On the demonstrated website, the section is easy to find.
We start the scraping process as always - by creating a sitemap and designating the starting point - the “Start URL”.
Now the process is very similar to the classical scraping, the only difference is that now we select the brand categories.
Then visit the first brand and create the pagination and the product URL selectors.
And lastly, create the three text selectors that will retrieve the titles, the prices, and the colors of the products.
And this is how our selector graph looks like. When we compare it to the one for the classical way of scraping, it is visibly shorter; however, the process does not differ much, there are only fewer steps.
This might not be applied in cases when it is necessary to know from which subcategories the products come from. Also, it is very important to check if there are any pagination limits. For example, bigger e-commerce websites, such as, for example, AliExpress, there are pagination limits that allow only a limited number of products to be shown, when in reality, it is known that they have thousands of products on their page. If this kind of problem arises, the process of scraping all the products becomes more complicated.
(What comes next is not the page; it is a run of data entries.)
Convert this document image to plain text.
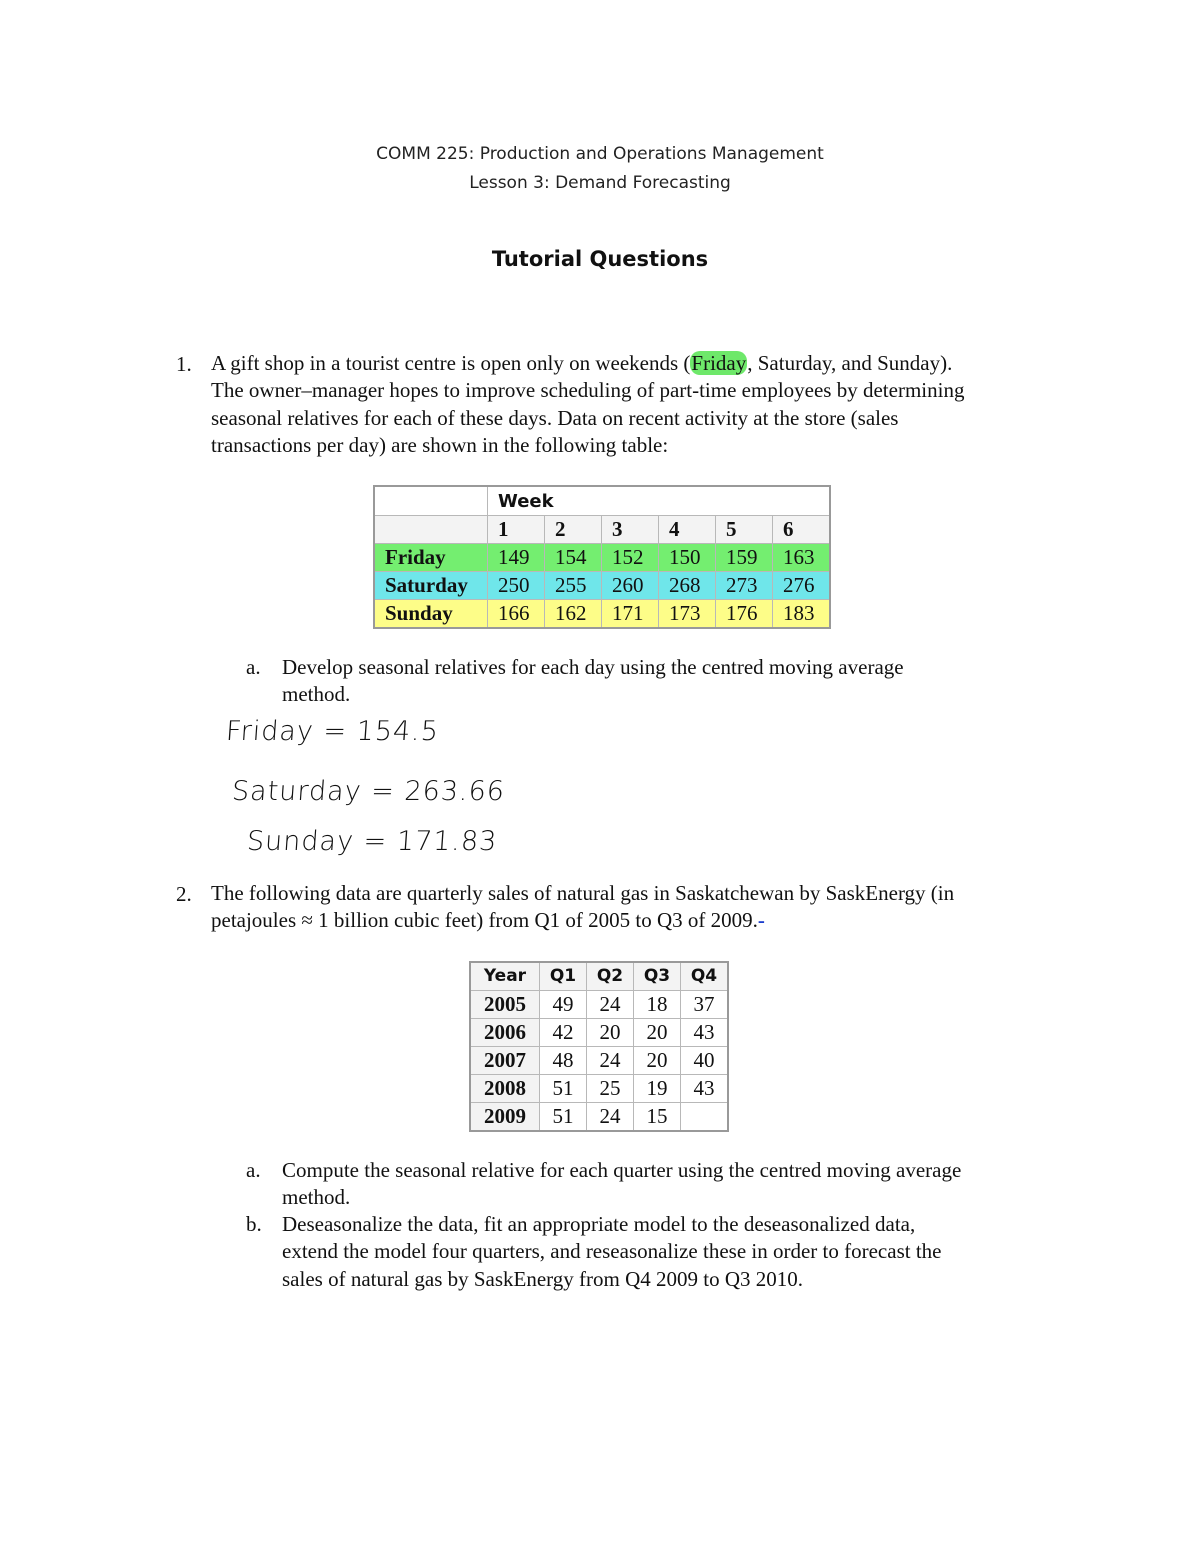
COMM 225: Production and Operations Management
Lesson 3: Demand Forecasting
Tutorial Questions
1. A gift shop in a tourist centre is open only on weekends (Friday, Saturday, and Sunday).
The owner–manager hopes to improve scheduling of part-time employees by determining
seasonal relatives for each of these days. Data on recent activity at the store (sales
transactions per day) are shown in the following table:
	Week					
	1	2	3	4	5	6
Friday	149	154	152	150	159	163
Saturday	250	255	260	268	273	276
Sunday	166	162	171	173	176	183
a. Develop seasonal relatives for each day using the centred moving average
method.
Friday = 154.5
Saturday = 263.66
Sunday = 171.83
2. The following data are quarterly sales of natural gas in Saskatchewan by SaskEnergy (in
petajoules ≈ 1 billion cubic feet) from Q1 of 2005 to Q3 of 2009.-
Year	Q1	Q2	Q3	Q4
2005	49	24	18	37
2006	42	20	20	43
2007	48	24	20	40
2008	51	25	19	43
2009	51	24	15	
a. Compute the seasonal relative for each quarter using the centred moving average
method.
b. Deseasonalize the data, fit an appropriate model to the deseasonalized data,
extend the model four quarters, and reseasonalize these in order to forecast the
sales of natural gas by SaskEnergy from Q4 2009 to Q3 2010.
Depending on each e-commerce website that has pagination limitations, mostly it is necessary to create a filtering strategy and create scrapers based on those. But, as mentioned previously, it really depends on each individual e-commerce website and the way they display their products.
Scraping through brands is rather a tip than another method of scraping. It might not guarantee that a created sitemap will never break; however, by scraping through the label page, there is a significantly higher probability that the scraper will not be affected if products of the main categories will be altered.